There are few things that invite my feelings of inadequacy more beseechingly than an electric can opener.
It is a device manufactured for the purpose of mental incapacitation, probably devised by the Confederate soldiers sometime in the 1860's as a torture tactic. The bane lives on here in Yankee country. The old Union boys couldn't resist a challenge, it seems.
My parents' countertop model calls to me as I cradle a can of beans against my bosom. My memory screams at me, "THE SILVERWARE DRAWER! GET THE MANUAL TRINKET FROM THE SILVERWARE DRAWER! TURN RIGHT! RIGHT! NO, NOT STRAIGHT! RIGHT! RIGH—" but it is useless. I saddle up to the powered mechanism and give it a go. Every. Single. Time.
And, as I wince at the unique pitch of scraping metal, the satanic device growls at me. In a low, demonic-laced, guttural cry comes, "ARRRRAGHAAHHHHAGH!" which clearly delineates nightmarish consequences of my continuance of the present act. I am too gutless to do anything but surrender.

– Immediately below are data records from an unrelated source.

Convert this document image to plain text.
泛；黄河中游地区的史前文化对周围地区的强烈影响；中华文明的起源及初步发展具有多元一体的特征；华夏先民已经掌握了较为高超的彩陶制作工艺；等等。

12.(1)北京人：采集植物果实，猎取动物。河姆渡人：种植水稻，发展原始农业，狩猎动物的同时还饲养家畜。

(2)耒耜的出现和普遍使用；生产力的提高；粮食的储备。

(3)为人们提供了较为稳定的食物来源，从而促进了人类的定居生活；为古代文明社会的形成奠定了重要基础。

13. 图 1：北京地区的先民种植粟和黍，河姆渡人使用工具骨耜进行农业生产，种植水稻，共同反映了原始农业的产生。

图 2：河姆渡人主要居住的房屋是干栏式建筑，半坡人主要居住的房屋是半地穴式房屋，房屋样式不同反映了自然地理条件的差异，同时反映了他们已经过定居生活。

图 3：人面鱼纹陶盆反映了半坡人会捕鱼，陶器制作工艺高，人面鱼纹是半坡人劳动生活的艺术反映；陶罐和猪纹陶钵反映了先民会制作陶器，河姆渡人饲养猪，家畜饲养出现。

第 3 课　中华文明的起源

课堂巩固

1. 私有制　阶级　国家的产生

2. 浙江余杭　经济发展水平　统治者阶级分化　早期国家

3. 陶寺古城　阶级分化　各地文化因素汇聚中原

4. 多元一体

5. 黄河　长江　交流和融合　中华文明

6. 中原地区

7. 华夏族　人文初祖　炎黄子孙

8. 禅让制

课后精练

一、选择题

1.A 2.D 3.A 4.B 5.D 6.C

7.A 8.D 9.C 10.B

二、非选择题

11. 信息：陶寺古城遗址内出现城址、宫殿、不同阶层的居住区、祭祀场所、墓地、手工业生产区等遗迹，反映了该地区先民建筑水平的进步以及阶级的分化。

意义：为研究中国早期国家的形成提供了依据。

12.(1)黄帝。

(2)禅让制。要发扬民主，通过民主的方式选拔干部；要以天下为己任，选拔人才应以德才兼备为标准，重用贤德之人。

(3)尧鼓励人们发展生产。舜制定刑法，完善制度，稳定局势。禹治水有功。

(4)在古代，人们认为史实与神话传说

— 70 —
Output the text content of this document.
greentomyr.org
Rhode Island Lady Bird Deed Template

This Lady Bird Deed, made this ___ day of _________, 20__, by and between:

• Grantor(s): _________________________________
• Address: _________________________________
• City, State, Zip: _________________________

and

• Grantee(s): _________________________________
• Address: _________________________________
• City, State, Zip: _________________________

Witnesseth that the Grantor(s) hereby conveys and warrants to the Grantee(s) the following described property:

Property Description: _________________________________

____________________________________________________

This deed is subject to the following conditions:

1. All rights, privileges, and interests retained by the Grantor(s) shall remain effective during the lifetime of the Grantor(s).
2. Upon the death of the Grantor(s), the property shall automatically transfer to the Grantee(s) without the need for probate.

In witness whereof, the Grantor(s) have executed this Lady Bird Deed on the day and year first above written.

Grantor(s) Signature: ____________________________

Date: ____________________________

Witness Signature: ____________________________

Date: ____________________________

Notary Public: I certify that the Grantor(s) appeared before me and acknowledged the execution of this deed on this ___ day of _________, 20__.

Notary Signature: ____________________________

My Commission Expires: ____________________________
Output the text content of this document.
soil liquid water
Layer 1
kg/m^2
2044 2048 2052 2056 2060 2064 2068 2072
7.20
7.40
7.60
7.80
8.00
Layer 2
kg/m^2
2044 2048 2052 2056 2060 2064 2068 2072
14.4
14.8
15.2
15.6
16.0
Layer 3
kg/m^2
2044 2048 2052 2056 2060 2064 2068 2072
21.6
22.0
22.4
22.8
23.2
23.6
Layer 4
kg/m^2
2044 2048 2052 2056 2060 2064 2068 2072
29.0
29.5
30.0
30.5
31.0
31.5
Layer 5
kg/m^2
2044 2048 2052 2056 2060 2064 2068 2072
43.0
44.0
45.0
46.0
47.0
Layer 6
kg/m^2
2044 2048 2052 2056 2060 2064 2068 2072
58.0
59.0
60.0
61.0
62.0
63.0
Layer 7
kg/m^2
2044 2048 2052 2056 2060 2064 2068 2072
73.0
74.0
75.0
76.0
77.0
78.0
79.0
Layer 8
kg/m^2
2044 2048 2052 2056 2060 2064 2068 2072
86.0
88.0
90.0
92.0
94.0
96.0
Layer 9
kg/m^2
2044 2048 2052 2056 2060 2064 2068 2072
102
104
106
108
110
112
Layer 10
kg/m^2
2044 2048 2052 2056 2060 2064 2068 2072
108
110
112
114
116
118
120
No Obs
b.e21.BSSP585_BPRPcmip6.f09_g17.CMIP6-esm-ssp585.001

I do not mind being inept at certain tasks...I do mind being inept at certain tasks at which my father is quite competent. It just isn't fair. I am the one who is trying to bring technology into his household—maybe even introduce him to the twenty-first century—and yet, he is the one who can master the can opener when I cannot.
It is the family joke. They hear the mechanic rasp of poorly engineered can opening and laugh. "Go help your daughter," Mom implores, laughing hard enough to inhibit breathing. Dad comes out in his swaggering know-it-all...ness, and I fling the device away from my form as though it has bitten me. I reach for the manual can opener and get the job done correctly as I mumble unkind character remarks beneath my breath.
Knowing this history, is it really any wonder that I am quite nearly romantically involved with my aunts' electric-can-opener-less kitchen and the smooth-edge handheld can opener that lives there?